2. OVERVIEW
• Introduction
• Problem statement
• Literature Reviews
• Query log
• Querying the search engine
• Search engine optimization
• Proposed algorithm
• Result analysis
• Conclusion
• Future scope
• reference
3. INTRODUCTION
• Seo is a concept by which we retrieve information effectively
and efficiently.
• Search engine optimization is method that refers to the course
of improving the traffic to a certain website.
• Searching academic journals, scholarly articles may need special
consideration to other factors beyond the keyword search and
context-based querying strategies.
• ASEO used for improving rank and explosure of academic
article.
• SemAcSearch scans through database of articles and rank based
on relevance of search query.
4. PROBLEM STATEMENT
• How Lingo(a novel algorithm for clustering search results)is
able to reduce the original term-document matrix
• How incorporating semantics along with other ASEO
techniques could possibly enhance the ranking of most
relevant articles.
5. Literature Review
• Rekha Singhal (2016) et al displays around a query log frequently, contains data
about user, issued query, clicked comes to fruition, et cetera. From this data,
knowledge can be separated to enhance the quality (both as far as adequacy and
productivity) of their framework. The course of action of question log addresses a
record using five highlights: user id, inquiry, timestamp, rank of the clicked result,
have string of the clicked URL.
• B. Prasanthi (2016) et al presents executing and building up a Novel Image
Repositioning System (NIRS) that consequently learns disconnected the different
visual semantic highlights for various inquiries through keyword expansions.
• Fayyaz Ali (2016) et al we propose another sort of PageRank called Ratio-based
Weighted PageRank that performs better than PageRank and Weighted PageRank
calculations particularly in the terms of association.

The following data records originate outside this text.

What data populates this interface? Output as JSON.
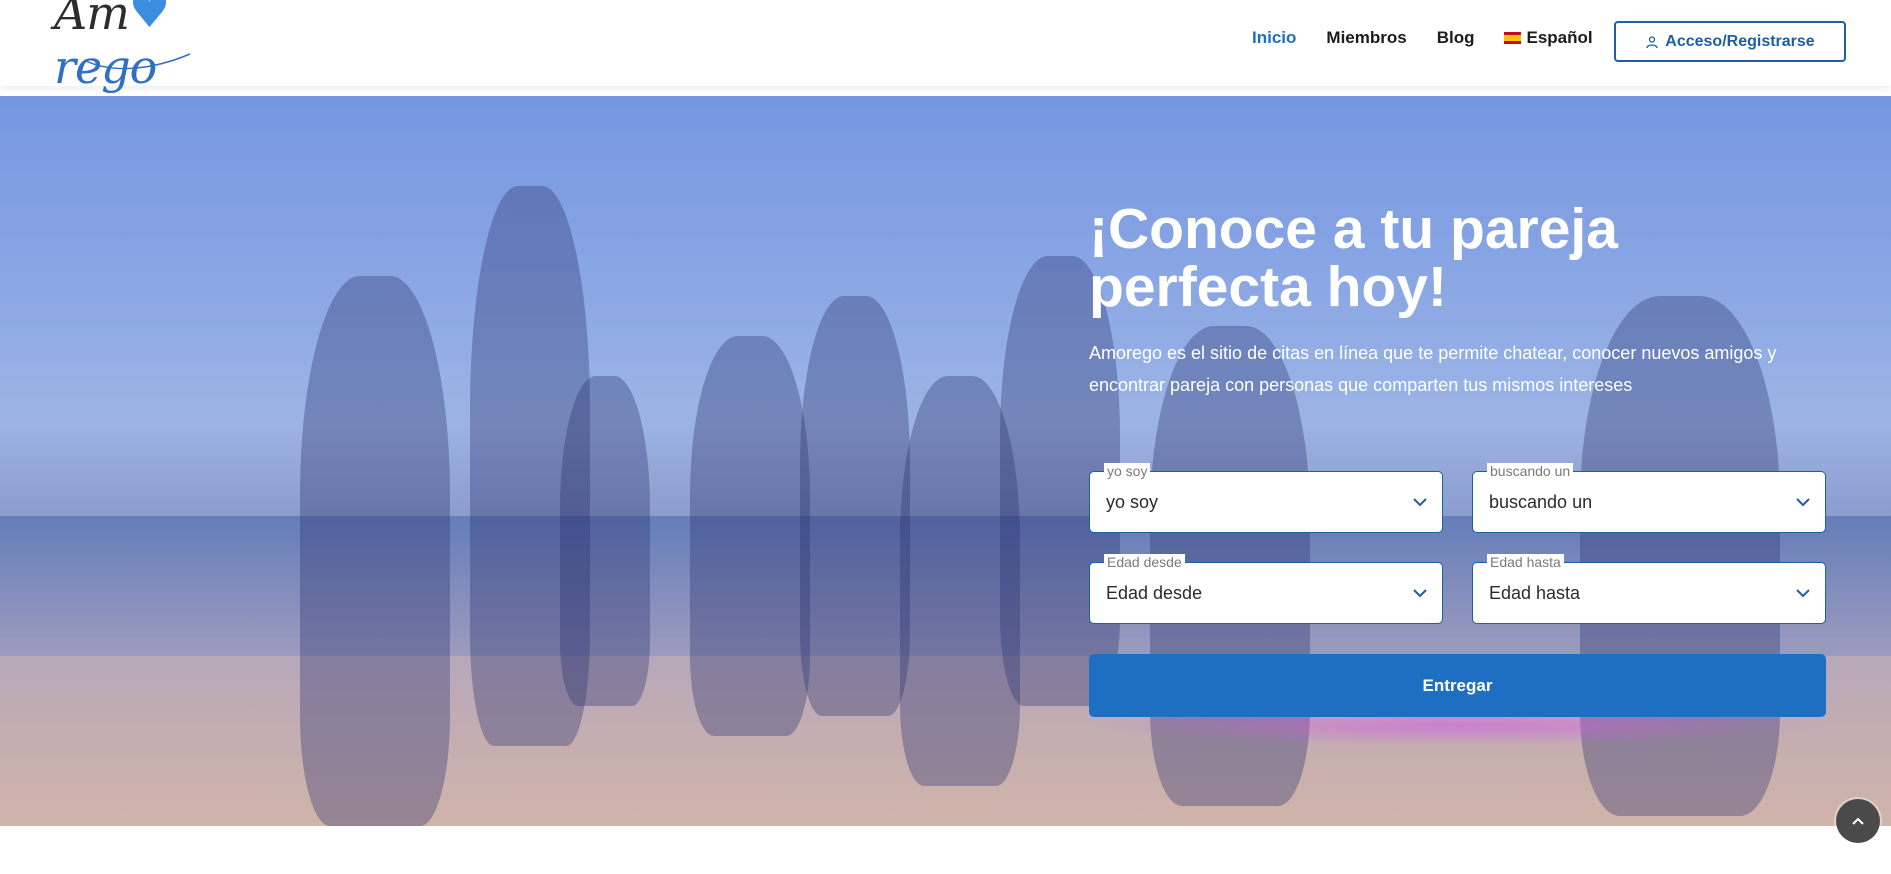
{
  "header": {
    "logo_text_start": "Am",
    "logo_text_end": "rego",
    "nav": [
      {
        "label": "Inicio",
        "active": true
      },
      {
        "label": "Miembros",
        "active": false
      },
      {
        "label": "Blog",
        "active": false
      },
      {
        "label": "Español",
        "active": false,
        "icon": "spain-flag-icon"
      }
    ],
    "login_label": "Acceso/Registrarse"
  },
  "hero": {
    "title": "¡Conoce a tu pareja perfecta hoy!",
    "subtitle": "Amorego es el sitio de citas en línea que te permite chatear, conocer nuevos amigos y encontrar pareja con personas que comparten tus mismos intereses",
    "form": {
      "fields": [
        {
          "label": "yo soy",
          "value": "yo soy"
        },
        {
          "label": "buscando un",
          "value": "buscando un"
        },
        {
          "label": "Edad desde",
          "value": "Edad desde"
        },
        {
          "label": "Edad hasta",
          "value": "Edad hasta"
        }
      ],
      "submit_label": "Entregar"
    }
  },
  "colors": {
    "accent": "#1f6fbf",
    "button": "#1e6fc2",
    "border": "#1f5fa0"
  }
}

• Lei et al proposed a semantic model to analyse the search queries. The proposed
semantic model breaks the query into varied components of the sentence and
assigns a weight to each component.
6. QUERY LOG
A standout amongst the most utilized methods for
improving the users’ search experience, truth be told,
is the abuse of the knowledge contained inside past
queries. They record queries issued to search engine
and also a lot of further information like the user
submits the query, pages viewed and click in the
result set, the position of every result, the accurate
time at which a particular act was done etc.
7. Querying the Search Engine
Inverted Index
The primary data structure of most of the IR systems is in the form of inverted index. We can define an inverted
index as a data structure that list, for every word, all documents that contain it and frequency of the occurrences
in document. It makes it easy to search for ‘hits’ of a query word.
Stop Word Elimination
Stop words are those high frequency words that are deemed unlikely to be useful for searching. All such kind of
words are in a list called stop list. For example, articles “a”, “an”, “the” and prepositions like “in”, “of”, “for”, “at”
etc. are the examples of stop words.
Stemming
Stemming, the simplified form of morphological analysis, is the heuristic process of extracting the base form of
words by chopping off the ends of words. For example, the words laughing, laughs, laughed would be stemmed
to the root word laugh.
Semantics
The first part of semantic analysis, studying the meaning of individual words is called lexical semantics and when
it is done on the chunks of paragraph then it is known as semantics. It includes words, sub-words, affixes (sub-
units), compound words and phrases also. All the words, sub-words, etc. are collectively called lexical items. In
other words, we can say that lexical semantics is the relationship between lexical items, meaning of sentences
and syntax of sentence.
8. SEARCH ENGINE OPTIMIZATION
• To Increase Visibility on Search
Engines.
• Convert a Local Business into
International Business.
• Get more traffic on our website
• Easy way to show our business as
a brand
11. RESULTS:
• For finding weight of every URL,
NewRank(X) = OldRank(X) + Weight(X) + RankByUser(X)
• Performance of search engine measured by:
(a) Precision(P) = TP/(TP+FP)
where, TP=the number of relevant results correctly identifies as relevant
(b) Recall(R) =TP/(TP+FN) FP=the number of irrelevant results incorrectly identifies as relevant
FN=the number of relevant results incorrectly identifies as irrelevant.
(c) F1-score= 2*P*R/(P+R)
12. CONCLUSION
• In this paper, SemAcSearch a search engine on
journal and scholarly article search, that considers
context and semantics of the query in computing
the overall ranking of the publications is
presented
• We used a lingo clustering algorithm to cluster
the similar entities into same group and thus
abstract the original data into half of the original
document.
13. FUTURE SCOPE
• SemAcSearch only focuses on making sense of the context associated with each
word. A more Fool Proof and relevant method would be to also reference other
sections of each paper to develop an impact factor for a paper with respect to
other peer authors. This lead to a graph model based on which a more effective
ranking can be computed, which can ensure greater relevance of results.
• Further analysis of query like, assigning a weight based on POS tagging and score
based on the component will also be explored next.